Pacific Rim Trade Pact in Danger of Collapse

TRADE, 5 May 2014

Greg Robb – The Wall Street Journal

A Pacific Rim trade agreement is in danger of collapse in the wake of the failure of President Barack Obama and Japanese Prime Minister Shinzo Abe to settle  longstanding bilateral issues, said Derek Scissors, a resident scholar at the American Enterprise Institute, a conservative think-tank, on Tuesday [29 Apr 2014].

A U.S. and Japan deal was seen as crucial to the success of the Trans-Pacific Partnership, a U.S.-led free trade initiative involving 12 nations.

There was a flurry of negotiations while Obama was in Japan last week. After the visit, White House officials have said there had been a breakthrough in a path forward to resolve the issues.

But Scissors called the comments “not credible” because there U.S. has not provided a timetable or specifics, while the Japanese have simply denied there even was a breakthrough.

“We’re now at the point where the TPP  might just fail outright,” Scissors said in an interview, calling Obama’s visit to Japan “a dangerous failure” in economic policy terms.

The U.S. has been pushing for greater access to Japan’s agricultural and service sectors in return for allowing more imports of Japanese autos. Other countries have been waiting to see Japan make concessions before offering their own, analysts said.

The deadlock might push any TPP deal back into 2015, Scissors said.

“You can easily see TPP languish.
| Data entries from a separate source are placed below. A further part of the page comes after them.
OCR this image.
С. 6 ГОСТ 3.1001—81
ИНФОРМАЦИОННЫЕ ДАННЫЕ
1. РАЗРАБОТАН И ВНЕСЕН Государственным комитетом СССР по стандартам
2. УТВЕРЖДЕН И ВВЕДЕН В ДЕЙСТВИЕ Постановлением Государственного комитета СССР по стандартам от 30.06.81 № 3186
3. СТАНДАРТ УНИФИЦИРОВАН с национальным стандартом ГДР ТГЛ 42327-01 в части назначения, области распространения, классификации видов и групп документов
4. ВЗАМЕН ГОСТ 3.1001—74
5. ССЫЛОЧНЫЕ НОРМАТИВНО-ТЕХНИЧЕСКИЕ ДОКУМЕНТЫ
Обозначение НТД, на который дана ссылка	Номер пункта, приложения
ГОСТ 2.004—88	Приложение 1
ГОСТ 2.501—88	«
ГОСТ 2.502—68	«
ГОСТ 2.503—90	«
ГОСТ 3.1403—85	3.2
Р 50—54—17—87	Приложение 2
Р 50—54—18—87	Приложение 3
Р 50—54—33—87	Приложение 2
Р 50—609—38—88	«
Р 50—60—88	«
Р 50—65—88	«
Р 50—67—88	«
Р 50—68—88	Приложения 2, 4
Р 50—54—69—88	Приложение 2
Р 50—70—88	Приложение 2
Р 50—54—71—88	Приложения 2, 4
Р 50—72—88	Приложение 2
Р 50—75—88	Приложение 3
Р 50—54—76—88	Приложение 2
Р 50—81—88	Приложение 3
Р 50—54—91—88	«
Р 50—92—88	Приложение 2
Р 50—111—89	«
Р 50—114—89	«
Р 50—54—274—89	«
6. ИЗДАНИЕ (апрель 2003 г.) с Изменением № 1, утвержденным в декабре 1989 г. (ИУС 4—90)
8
It is almost a lock that it won’t happen this year,” he said.

The analyst said there was more than enough blame to go around for both sides.

Abe doesn’t seem interested in economic reform and Obama has not been willing to spend any political capital to support a free-trade deal, unpopular with many Democrats, Scissors said.

Scissors said that U.S. will now have to consider carefully whether to move forward on a broader deal without Japan.

U.S. Agriculture Secretary Tom Vilsack suggested on Monday that the trade agreement might have to proceed without Japan if Tokyo fails to open its agricultural markets to imports, according to a report on Bloomberg News.